Web Terminal

Terms of Service

Last Updated : 25th August 2024

1. Acceptance of Terms

By accessing and using the services provided by Web Terminal (“we”, “our”, or “us”), you agree to comply with and be bound by these Terms and Conditions (“Terms”). If you do not agree to these Terms, please refrain from using our services. We reserve the right to update or modify these Terms at any time, and your continued use of our services after any changes constitutes your acceptance of the updated Terms.

2. Description of Services

We provide web development, app development, SEO, and digital marketing services (the “Services”). The specific details of the Services, including scope, timelines, and deliverables, will be outlined in a project agreement or statement of work (“Agreement”) agreed upon between us and the client.

3. Client Responsibilities

As a client, you agree to:

  • Provide accurate and complete information necessary for the successful completion of the project.
  • Review and provide feedback on deliverables in a timely manner, as specified in the Agreement.
  • Ensure that all required payments are made in accordance with the terms outlined in the Agreement.
  • Obtain and maintain any necessary third-party permissions, licenses, or approvals required for the project. We are not responsible for any delays or failures resulting from your failure to secure such permissions or licenses.

4. Intellectual Property

Upon full payment of the agreed fees, ownership of the final deliverables created specifically for the client (“Deliverables”) will be transferred to the client. We retain all rights, title, and interest in any pre-existing materials, tools, methodologies, or intellectual property used in the creation of the Deliverables (“Pre-existing Materials”), including but not limited to software, code libraries, templates, and proprietary processes.

The client is granted a non-exclusive, perpetual license to use the Pre-existing Materials solely in connection with the Deliverables, provided that such use does not infringe upon our intellectual property rights or those of any third party. The client agrees not to modify, distribute, or create derivative works based on the Pre-existing Materials without our prior written consent.

5. Payment Terms

All fees and charges are payable as outlined in the Agreement. Invoices will be issued in accordance with the payment schedule set forth in the Agreement. Late payments may be subject to interest charges at the rate specified in the Agreement or, if no rate is specified, at the statutory rate under the Late Payment of Commercial Debts (Interest) Act 1998. We reserve the right to suspend work or withhold deliverables if payment is not received in accordance with the agreed terms.

6. Confidentiality

Both parties agree to keep confidential any proprietary or confidential information disclosed during the course of the project. This obligation shall continue for a period of 1 year following the completion or termination of the project. Confidential information does not include information that is publicly available, known prior to disclosure, or independently developed by the receiving party without use of the confidential information.

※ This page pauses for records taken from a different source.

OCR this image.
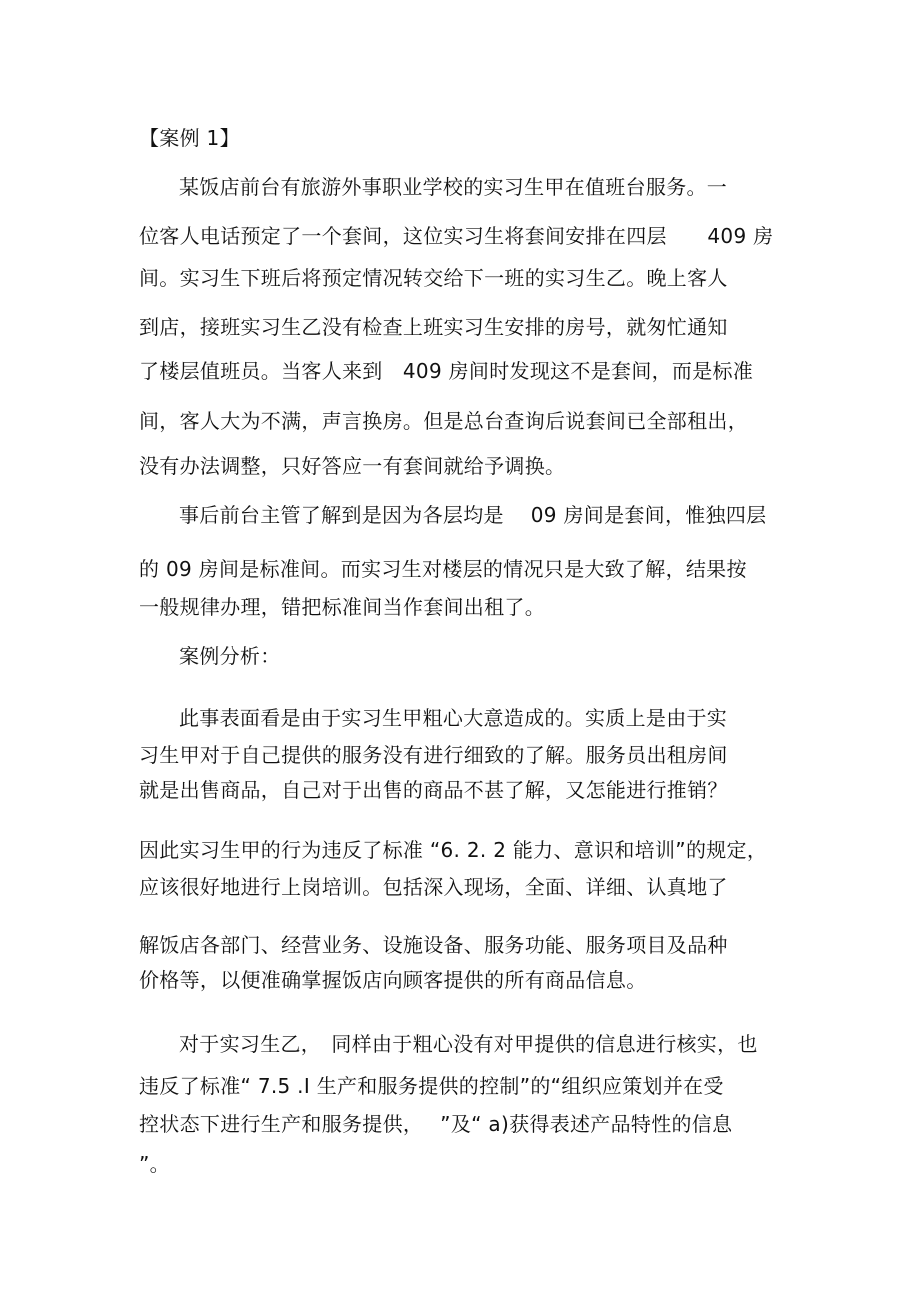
【案例 1】
某饭店前台有旅游外事职业学校的实习生甲在值班台服务。一
位客人电话预定了一个套间，这位实习生将套间安排在四层　　409 房
间。实习生下班后将预定情况转交给下一班的实习生乙。晚上客人
到店，接班实习生乙没有检查上班实习生安排的房号，就匆忙通知
了楼层值班员。当客人来到　409 房间时发现这不是套间，而是标准
间，客人大为不满，声言换房。但是总台查询后说套间已全部租出，
没有办法调整，只好答应一有套间就给予调换。
事后前台主管了解到是因为各层均是　 09 房间是套间，惟独四层
的 09 房间是标准间。而实习生对楼层的情况只是大致了解，结果按
一般规律办理，错把标准间当作套间出租了。
案例分析：
此事表面看是由于实习生甲粗心大意造成的。实质上是由于实
习生甲对于自己提供的服务没有进行细致的了解。服务员出租房间
就是出售商品，自己对于出售的商品不甚了解，又怎能进行推销？
因此实习生甲的行为违反了标准 “6. 2. 2 能力、意识和培训”的规定，
应该很好地进行上岗培训。包括深入现场，全面、详细、认真地了
解饭店各部门、经营业务、设施设备、服务功能、服务项目及品种
价格等，以便准确掌握饭店向顾客提供的所有商品信息。
对于实习生乙，　同样由于粗心没有对甲提供的信息进行核实，也
违反了标准“ 7.5 .I 生产和服务提供的控制”的“组织应策划并在受
控状态下进行生产和服务提供，　 ”及“ a)获得表述产品特性的信息
”。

7. Limitation of Liability

To the maximum extent permitted by law, our total liability to the client for any claims arising out of or in connection with these Terms or the Services shall not exceed the total amount paid by the client under the relevant Agreement. We shall not be liable for any indirect, incidental, special, or consequential damages, including but not limited to loss of profits, revenue, or data, arising from the use or inability to use the Services.

8. Termination

Either party may terminate the Agreement by providing 14 days written notice to the other party. Upon termination, the client shall pay for all Services rendered up to the effective date of termination. We may terminate the Agreement immediately if the client breaches any material term of these Terms and fails to remedy the breach within 14 days of receiving notice from us.

9. Governing Law and Jurisdiction

These Terms and the Agreement shall be governed by and construed in accordance with the laws of England and Wales. Any disputes arising out of or in connection with these Terms or the Services shall be subject to the exclusive jurisdiction of the courts of England and Wales.

10. Miscellaneous

If any provision of these Terms is found to be unenforceable or invalid, that provision shall be limited or eliminated to the minimum extent necessary so that the remaining provisions of these Terms remain in full force and effect. The Agreement, together with these Terms, constitutes the entire agreement between the parties and supersedes any prior agreements, understandings, or representations, whether written or oral.